In 1971, Abrams bought a run-down Victorian mission hall in Gifford Street, Islington, near King's Cross, from the Shaftesbury Society for £9000 and transformed it into the Keskidee Centre, which came to provide "a unique and hugely influential cultural and political environment for the black community throughout the 1970s and early-1980s." The centre's name and logo derived from the keskidee bird native to Guyana and elsewhere in the Caribbean. The motto of the Keskidee Theatre Workshop was: "A community discovering itself creates its own future." This pioneering centre was the only UK space dedicated for Black artists for years. By the late 1970s, it was internationally renowned. Keskidee provided a space for members of the Caribbean Artists Movement, and into the 1980s continued to be an important hub for Black arts and politics.

==Death and legacy==
Abrams died, aged 58, on 15 February 1996, the Keskidee Centre having had to close as a theatre space four years earlier, in 1992, being sold to pay off debts. Abrams had said in 1987: "[T]he most outstanding achievement for me personally is the consciousness the Keskidee brought to the black community and groups that subsequently became interested in the arts." Later used as a church, the building was honoured in 2011 with a green heritage plaque to mark the 40th anniversary of the opening of the Keskidee Centre; unfortunately, however, in 2012 the building was destroyed by fire.

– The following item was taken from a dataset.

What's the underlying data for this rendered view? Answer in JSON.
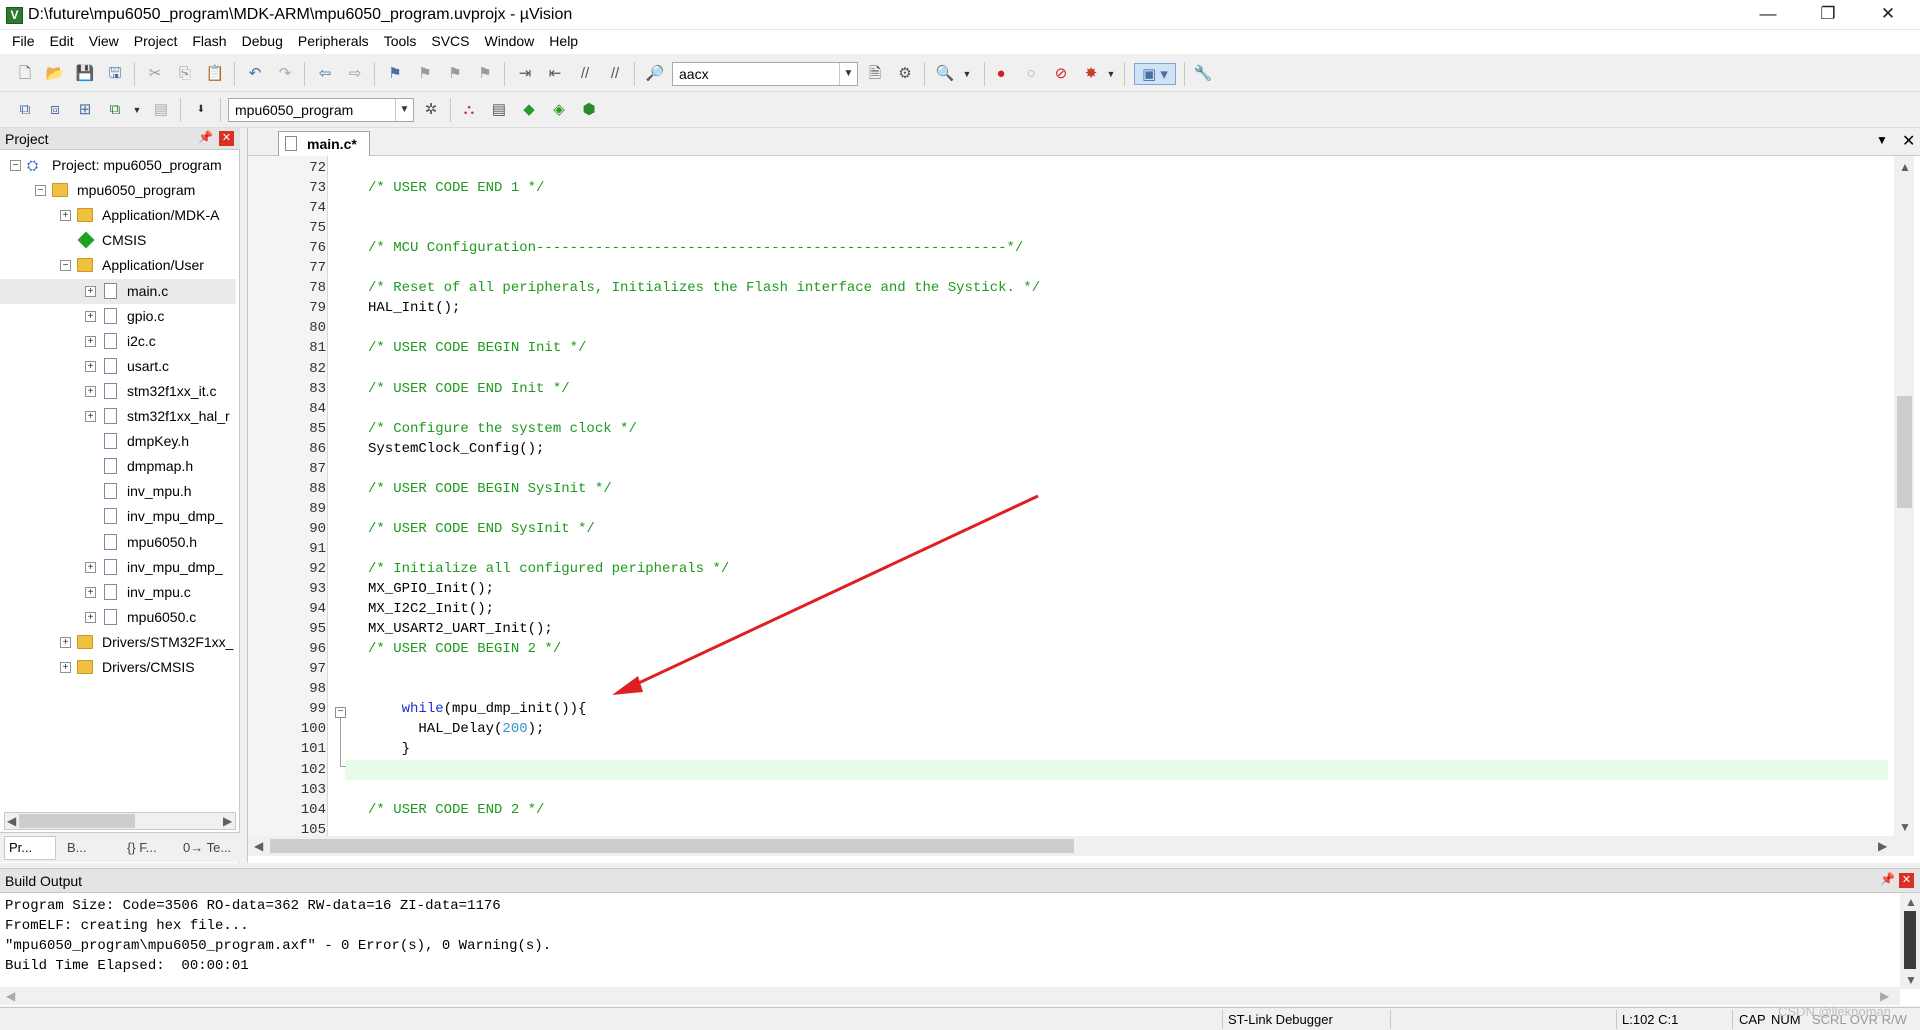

The George Padmore Institute (GPI) in London holds an archive of documents preserving Abrams' legacy of cultural contributions, activism, projects, interviews with community leaders, correspondence and other ephemera. His contemporaries included: cultural theorist Stuart Hall, author Anne Walmsley, poet Derek Walcott, journalist Donald Hinds, editor Diana Athill, Winston Benn, Felicity Bolton, Norma Kathleen Ashe, Donald Bowen, artist Winston Branch, poet Kamau Brathwaite, storyteller Faustin Charles, author Austin Clarke, and many others.

==Personal life==
Abrams was married to charity worker Susanna McKnight (who died in 2017) and the couple had a daughter, Amah-Rose Abrams.